À côté de la réforme catholique et de la réforme protestante, qui relèvent toutes deux du type de l'Église, le xvie siècle a connu une réforme qui est du type de la secte. On l'appelle troisième réforme, réforme de gauche (Leftwingers) ou réforme radicale. Cette dernière expression paraît la plus apte à caractériser ses principes. Il s'agit en effet ici non plus de réforme personnelle, ni de re-formation selon la Bible d'une chrétienté et d'une Église en quelque sorte simplement déformées, mais bien d'un effort pour reprendre à la racine (radix) le problème de l'Église chrétienne. Les radicaux enseignent tous que l'Église est déchue depuis Constantin (ou le pape Sylvestre), qu'il n'y a donc plus d'Église et qu'il faut la restituer selon le modèle offert par l'Écriture.

Le radicalisme religieux s'est exprimé, au xvie siècle, dans quatre mouvements distincts : celui de Thomas Münzer ; celui de Melchior Hofmann, avec son prolongement munstérien ; l'anabaptisme pacifique suisse, allemand du Sud et hollandais ; l'antitrinitarisme ou socinianisme. Münzer et l'épisode du royaume de Dieu de Münster (Westphalie) évoquent un mouvement révolutionnaire, appuyé sur les classes défavorisées de l'Empire. Hofmann était un chiliaste pacifiste. L'anabaptisme suisse et l'antitrinitarisme, également pacifiques, ont d'abord touché les classes pauvres de la société. L'antitrinitarisme, d'origine italienne et rhétique, a surtout fleuri en Pologne, en Transylvanie et dans les territoires de la Baltique. Il se distingue des mouvements précédents par une critique intellectuelle extrêmement poussée de la christologie traditionnelle.

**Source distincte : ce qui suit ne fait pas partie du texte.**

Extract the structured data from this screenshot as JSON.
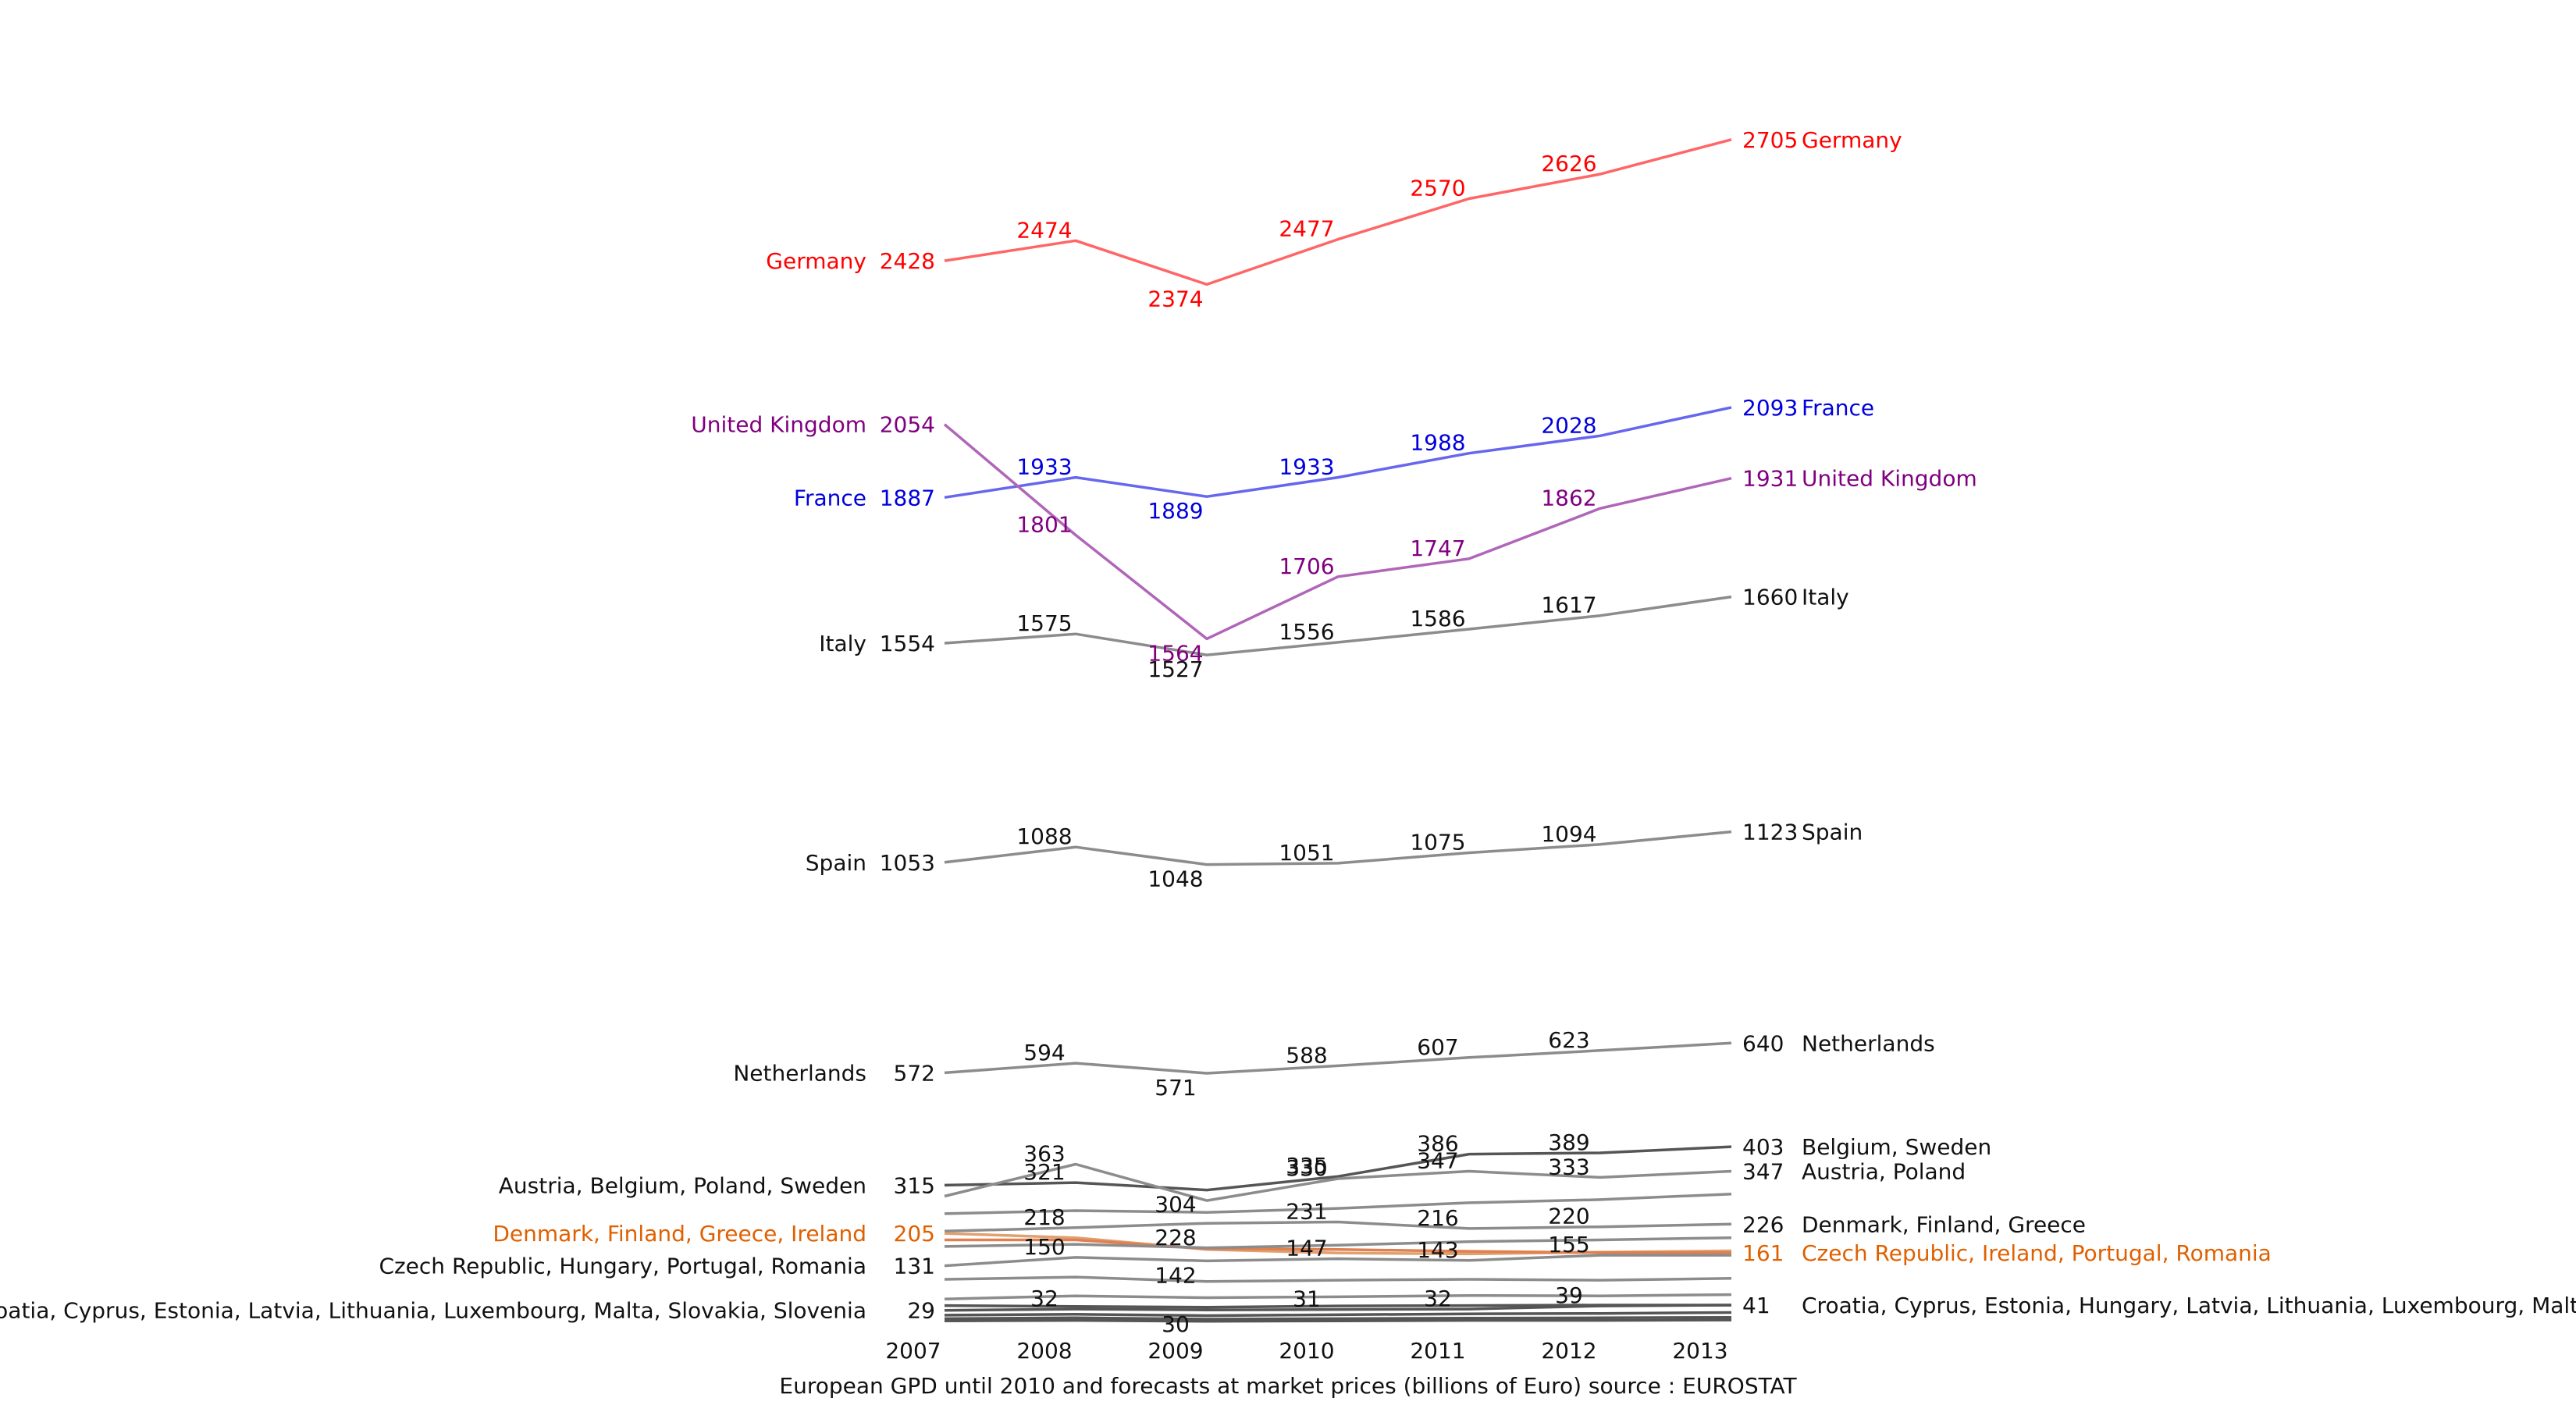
{
  "chart_data": {
    "type": "line",
    "title": "",
    "caption": "European GPD until 2010 and forecasts at market prices (billions of Euro) source : EUROSTAT",
    "x": [
      "2007",
      "2008",
      "2009",
      "2010",
      "2011",
      "2012",
      "2013"
    ],
    "ylim": [
      0,
      2800
    ],
    "grid": false,
    "legend": "labels at line ends",
    "series": [
      {
        "name": "Germany",
        "left_label": "Germany",
        "right_label": "Germany",
        "color": "#ff0000",
        "line_color": "#ff6666",
        "values": [
          2428,
          2474,
          2374,
          2477,
          2570,
          2626,
          2705
        ]
      },
      {
        "name": "France",
        "left_label": "France",
        "right_label": "France",
        "color": "#0000dd",
        "line_color": "#6666ee",
        "values": [
          1887,
          1933,
          1889,
          1933,
          1988,
          2028,
          2093
        ]
      },
      {
        "name": "United Kingdom",
        "left_label": "United Kingdom",
        "right_label": "United Kingdom",
        "color": "#800080",
        "line_color": "#b066b8",
        "values": [
          2054,
          1801,
          1564,
          1706,
          1747,
          1862,
          1931
        ]
      },
      {
        "name": "Italy",
        "left_label": "Italy",
        "right_label": "Italy",
        "color": "#111111",
        "line_color": "#8c8c8c",
        "values": [
          1554,
          1575,
          1527,
          1556,
          1586,
          1617,
          1660
        ]
      },
      {
        "name": "Spain",
        "left_label": "Spain",
        "right_label": "Spain",
        "color": "#111111",
        "line_color": "#8c8c8c",
        "values": [
          1053,
          1088,
          1048,
          1051,
          1075,
          1094,
          1123
        ]
      },
      {
        "name": "Netherlands",
        "left_label": "Netherlands",
        "right_label": "Netherlands",
        "color": "#111111",
        "line_color": "#8c8c8c",
        "values": [
          572,
          594,
          571,
          588,
          607,
          623,
          640
        ]
      },
      {
        "name": "Belgium, Sweden",
        "left_label": "Austria, Belgium, Poland, Sweden",
        "right_label": "Belgium, Sweden",
        "color": "#111111",
        "line_color": "#555555",
        "values": [
          315,
          321,
          304,
          335,
          386,
          389,
          403
        ]
      },
      {
        "name": "Austria, Poland",
        "left_label": "",
        "right_label": "Austria, Poland",
        "color": "#111111",
        "line_color": "#8c8c8c",
        "values": [
          290,
          363,
          280,
          330,
          347,
          333,
          347
        ]
      },
      {
        "name": "",
        "left_label": "",
        "right_label": "",
        "color": "#111111",
        "line_color": "#8c8c8c",
        "values": [
          250,
          257,
          253,
          262,
          275,
          282,
          295
        ]
      },
      {
        "name": "Denmark, Finland, Greece",
        "left_label": "",
        "right_label": "Denmark, Finland, Greece",
        "color": "#111111",
        "line_color": "#8c8c8c",
        "values": [
          210,
          218,
          228,
          231,
          216,
          220,
          226
        ]
      },
      {
        "name": "",
        "left_label": "Denmark, Finland, Greece, Ireland",
        "right_label": "",
        "color": "#e06000",
        "line_color": "#e0a070",
        "values": [
          205,
          195,
          168,
          160,
          158,
          162,
          165
        ]
      },
      {
        "name": "Czech Republic, Ireland, Portugal, Romania",
        "left_label": "",
        "right_label": "Czech Republic, Ireland, Portugal, Romania",
        "color": "#e06000",
        "line_color": "#e08050",
        "values": [
          190,
          190,
          170,
          168,
          164,
          161,
          161
        ]
      },
      {
        "name": "",
        "left_label": "",
        "right_label": "",
        "color": "#111111",
        "line_color": "#8c8c8c",
        "values": [
          175,
          180,
          172,
          178,
          186,
          190,
          195
        ]
      },
      {
        "name": "",
        "left_label": "Czech Republic, Hungary, Portugal, Romania",
        "right_label": "",
        "color": "#111111",
        "line_color": "#8c8c8c",
        "values": [
          131,
          150,
          142,
          147,
          143,
          155,
          155
        ]
      },
      {
        "name": "",
        "left_label": "",
        "right_label": "",
        "color": "#111111",
        "line_color": "#8c8c8c",
        "values": [
          100,
          105,
          95,
          98,
          100,
          98,
          102
        ]
      },
      {
        "name": "",
        "left_label": "",
        "right_label": "",
        "color": "#111111",
        "line_color": "#8c8c8c",
        "values": [
          55,
          62,
          58,
          60,
          63,
          62,
          65
        ]
      },
      {
        "name": "",
        "left_label": "Bulgaria, Croatia, Cyprus, Estonia, Latvia, Lithuania, Luxembourg, Malta, Slovakia, Slovenia",
        "right_label": "",
        "color": "#111111",
        "line_color": "#555555",
        "values": [
          29,
          32,
          30,
          31,
          32,
          39,
          41
        ]
      },
      {
        "name": "Croatia, Cyprus, Estonia, Hungary, Latvia, Lithuania, Luxembourg, Malta, Slovakia",
        "left_label": "",
        "right_label": "Croatia, Cyprus, Estonia, Hungary, Latvia, Lithuania, Luxembourg, Malta, Slovakia",
        "color": "#111111",
        "line_color": "#555555",
        "values": [
          40,
          38,
          36,
          39,
          40,
          41,
          41
        ]
      },
      {
        "name": "",
        "left_label": "",
        "right_label": "",
        "color": "#111111",
        "line_color": "#555555",
        "values": [
          18,
          20,
          17,
          19,
          21,
          22,
          24
        ]
      },
      {
        "name": "",
        "left_label": "",
        "right_label": "",
        "color": "#111111",
        "line_color": "#555555",
        "values": [
          10,
          12,
          9,
          10,
          11,
          12,
          13
        ]
      },
      {
        "name": "",
        "left_label": "",
        "right_label": "",
        "color": "#111111",
        "line_color": "#555555",
        "values": [
          5,
          6,
          4,
          5,
          6,
          6,
          7
        ]
      }
    ],
    "value_labels": [
      {
        "series": 0,
        "show": [
          true,
          true,
          true,
          true,
          true,
          true,
          true
        ]
      },
      {
        "series": 1,
        "show": [
          true,
          true,
          true,
          true,
          true,
          true,
          true
        ]
      },
      {
        "series": 2,
        "show": [
          true,
          true,
          true,
          true,
          true,
          true,
          true
        ]
      },
      {
        "series": 3,
        "show": [
          true,
          true,
          true,
          true,
          true,
          true,
          true
        ]
      },
      {
        "series": 4,
        "show": [
          true,
          true,
          true,
          true,
          true,
          true,
          true
        ]
      },
      {
        "series": 5,
        "show": [
          true,
          true,
          true,
          true,
          true,
          true,
          true
        ]
      },
      {
        "series": 6,
        "show": [
          true,
          true,
          true,
          true,
          true,
          true,
          true
        ]
      },
      {
        "series": 7,
        "show": [
          false,
          true,
          false,
          true,
          true,
          true,
          true
        ]
      },
      {
        "series": 9,
        "show": [
          false,
          true,
          true,
          true,
          true,
          true,
          true
        ]
      },
      {
        "series": 10,
        "show": [
          true,
          false,
          false,
          false,
          false,
          false,
          false
        ]
      },
      {
        "series": 11,
        "show": [
          false,
          false,
          false,
          false,
          false,
          false,
          true
        ]
      },
      {
        "series": 13,
        "show": [
          true,
          true,
          true,
          true,
          true,
          true,
          false
        ]
      },
      {
        "series": 16,
        "show": [
          true,
          true,
          true,
          true,
          true,
          true,
          false
        ]
      },
      {
        "series": 17,
        "show": [
          false,
          false,
          false,
          false,
          false,
          false,
          true
        ]
      }
    ]
  }
}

Les formes d'organisation de ces quatre courants de la réforme radicale présentent une certaine variété. Chez Münzer, chez Hofmann et dans le royaume de Münster, l'accent est mis sur le rassemblement des élus en vue de la parousie. Le Bund, ou ligue, caractérise l'activité de Münzer. Selon une version non révolutionnaire, c'est aussi le cas chez Hofmann. Mais, à Münster, la ligue s'enferme dans les murs d'une cité et donne naissance à un communisme de vie annonciateur du millénium. Les anabaptistes pacifistes et les antitrinitariens manifestent plus d'attention au groupement des convertis, et à leur vie hic et nunc, qu'à l'instauration du royaume à venir. Leurs assemblées locales pratiquent l'entraide, mais non la communauté de vie à proprement parler. Pourtant, les adeptes d'une branche de l'anabaptisme pacifiste, les houttériens, vivent en fraternités d'habitation, de production et de consommation.

Ces formes diverses traduisent toutes une même conception confessante de l'Église. Celle-ci est non une institution mais un événement, non une structure porteuse de grâce mais un rassemblement volontaire de convertis. Ainsi s'explique la pratique exclusive du baptême des adultes (sauf dans le cas de Münzer, à ce qu'il semble). La pureté de l'assemblée locale est ainsi garantie au départ. L'excommunication et la discipline exercées en son sein permettent sa conservation et le contrôle de la vie des membres. Tous ceux-ci participent également à la direction de l'assemblée et à l'expression de sa foi. Les radicaux repoussent le sacerdotalisme et ont des ministres élus. Ils retiennent le baptême et la Cène comme « ordonnances » instituées par Jésus-Christ. Ils professent une conception plus symbolique que réaliste de leur action.

La non-mondanité, ou refus de certaines activités, normes ou valeurs de la société globale, constitue la conséquence directe du caractère confessant de l'Église des radicaux. Elle s'exprime diversement selon les groupes et selon qu'ils sont révolutionnaires ou non. Dans ce dernier cas, elle[...]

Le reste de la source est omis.